A New Perspective on the Value of Minimally Invasive Colorectal Surgery- Payer, Provider, and Patient Benefits

Deborah S Keller, MS, MD1, Kate Fitch, RN, MEd2, Andrew Bochner, BA2, Eric M Haas, MD, FACS, FASCRS3. 1Colorectal Surgical Associates, 2Milliman, 3Colorectal Surgical Associates; Houston Methodist Hospital; University of Texas Medical Center at Houston

Background: While the clinical benefits of minimally invasive surgery (MIS) have been proven over open surgery, the overall financial benefits are yet to be fully explored.  Our goal was to evaluate the financial benefits of MIS from the payer’s perspective to demonstrate the value of minimally invasive colorectal surgery. The reduction in cost, complications, and readmissions with MIS could result in an overall benefit to the healthcare system.

Methods: A claim-based analysis using commercial Truven MarketScan® data identified all 2013 elective, non-metastatic, inpatient colectomy cases. Member eligibility was required in all months of 2012 and ≥1 month of 2013. Cases were stratified into open or MIS approaches based on ICD-9 procedure codes: Open; 45.71-45.76. 45.79, 45.82, 45.83 MIS; 17.31-17.36, 17.31, 45.81. Care episodes (colectomy inpatient stay and 30 days post discharge) were compared for average allowed costs (amount paid to providers by the payer plus member cost sharing) and readmission rates after adjusting for demographics, comorbidities, geographic region, and malignant diagnosis. 

Results: 4,615 elective, non metastatic inpatient colectomies were identified – 2,054 (44.5%) open and 2,561 (55.5%) MIS. Total allowed episode costs for MIS colectomy were significantly lower than open colectomy ($37,540 vs. $45,284, p<0.001). During the inpatient colectomy stay, open cases had greater ICU utilization (3.9% open vs. 2.0% MIS, p<.001) and a significantly longer LOS than MIS (6.39 vs. 4.44 days, p<.001). The MIS cohort had significantly lower average allowed costs for the inpatient colectomy stay ($33,183 MIS vs. $39,585 open, p<0.001).  Post discharge, open cases had significantly higher readmission rates per 100 cases (11.54 vs. 8.28; p=0.0013), higher average readmission costs ($3,055 vs. $2,514; p=0.1858), and greater 30-day healthcare costs than MIS ($5,699, vs. $4,377; p=0.0033). The overall cost savings between MIS and open surgery were $7,744 per patient.

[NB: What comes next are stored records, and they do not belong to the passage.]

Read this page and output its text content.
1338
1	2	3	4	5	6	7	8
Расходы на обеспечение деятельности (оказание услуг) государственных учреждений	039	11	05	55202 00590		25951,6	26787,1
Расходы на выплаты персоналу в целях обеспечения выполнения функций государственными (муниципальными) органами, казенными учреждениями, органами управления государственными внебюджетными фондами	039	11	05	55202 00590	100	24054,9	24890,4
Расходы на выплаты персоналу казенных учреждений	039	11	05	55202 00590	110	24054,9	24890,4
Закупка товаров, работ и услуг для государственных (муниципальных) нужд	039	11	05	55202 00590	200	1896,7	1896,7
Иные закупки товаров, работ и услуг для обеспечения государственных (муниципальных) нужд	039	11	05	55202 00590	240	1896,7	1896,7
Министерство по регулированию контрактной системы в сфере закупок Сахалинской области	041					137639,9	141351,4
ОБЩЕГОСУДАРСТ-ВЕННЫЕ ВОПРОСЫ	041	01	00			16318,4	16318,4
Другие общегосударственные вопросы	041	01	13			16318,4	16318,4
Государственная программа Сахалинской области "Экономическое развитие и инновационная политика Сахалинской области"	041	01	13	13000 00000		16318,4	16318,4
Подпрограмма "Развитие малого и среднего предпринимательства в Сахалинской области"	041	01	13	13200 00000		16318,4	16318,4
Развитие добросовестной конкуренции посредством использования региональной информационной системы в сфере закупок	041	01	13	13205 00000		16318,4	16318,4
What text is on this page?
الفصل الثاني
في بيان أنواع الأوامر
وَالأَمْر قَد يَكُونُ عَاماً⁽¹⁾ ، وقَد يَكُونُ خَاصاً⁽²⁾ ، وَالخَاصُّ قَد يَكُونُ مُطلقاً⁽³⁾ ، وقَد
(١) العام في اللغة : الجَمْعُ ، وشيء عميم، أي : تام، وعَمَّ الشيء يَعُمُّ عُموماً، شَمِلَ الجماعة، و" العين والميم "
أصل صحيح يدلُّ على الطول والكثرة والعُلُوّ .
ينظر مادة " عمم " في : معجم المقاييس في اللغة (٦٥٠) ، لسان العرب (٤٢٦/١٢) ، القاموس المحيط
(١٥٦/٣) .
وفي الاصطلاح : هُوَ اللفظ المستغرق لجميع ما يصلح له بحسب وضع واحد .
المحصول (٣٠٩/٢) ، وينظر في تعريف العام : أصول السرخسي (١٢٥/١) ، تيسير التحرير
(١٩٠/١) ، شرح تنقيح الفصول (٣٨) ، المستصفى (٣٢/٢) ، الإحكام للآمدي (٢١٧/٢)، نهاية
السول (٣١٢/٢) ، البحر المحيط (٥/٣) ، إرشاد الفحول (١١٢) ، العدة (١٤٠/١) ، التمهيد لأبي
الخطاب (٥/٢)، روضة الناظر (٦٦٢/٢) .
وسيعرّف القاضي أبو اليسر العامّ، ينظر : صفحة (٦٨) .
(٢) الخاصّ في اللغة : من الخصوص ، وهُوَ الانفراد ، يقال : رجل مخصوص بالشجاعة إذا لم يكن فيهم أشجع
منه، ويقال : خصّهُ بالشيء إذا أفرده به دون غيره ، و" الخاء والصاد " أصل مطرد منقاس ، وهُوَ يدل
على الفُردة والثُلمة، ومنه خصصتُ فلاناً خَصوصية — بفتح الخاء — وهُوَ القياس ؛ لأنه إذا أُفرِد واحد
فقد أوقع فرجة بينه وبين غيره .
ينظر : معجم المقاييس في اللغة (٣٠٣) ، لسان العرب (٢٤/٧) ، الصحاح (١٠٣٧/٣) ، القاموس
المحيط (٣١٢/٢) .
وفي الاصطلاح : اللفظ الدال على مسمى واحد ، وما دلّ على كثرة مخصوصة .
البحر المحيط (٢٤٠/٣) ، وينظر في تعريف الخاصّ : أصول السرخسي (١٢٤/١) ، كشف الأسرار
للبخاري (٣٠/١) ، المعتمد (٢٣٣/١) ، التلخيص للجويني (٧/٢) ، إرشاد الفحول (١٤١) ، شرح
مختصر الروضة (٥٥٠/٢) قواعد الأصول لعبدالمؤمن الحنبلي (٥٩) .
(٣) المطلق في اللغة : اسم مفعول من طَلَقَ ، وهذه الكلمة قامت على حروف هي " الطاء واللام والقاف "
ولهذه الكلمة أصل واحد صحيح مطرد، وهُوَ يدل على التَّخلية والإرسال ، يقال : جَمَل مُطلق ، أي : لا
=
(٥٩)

Conclusions: In a commercially insured population undergoing elective colectomy for non-metastatic cases, the risk adjusted allowed costs for MIS colectomy episodes were significantly lower than open.  The overall cost difference between MIS and open surgery was almost $8,000 per patient. These results highlight an opportunity for health plans and employers to realize benefits by shifting from open to MIS for colectomy. With the increasing number of health systems participating in bundled payment arrangements and accountable care shared savings programs, the potential from cost shifting to MIS will become even more important.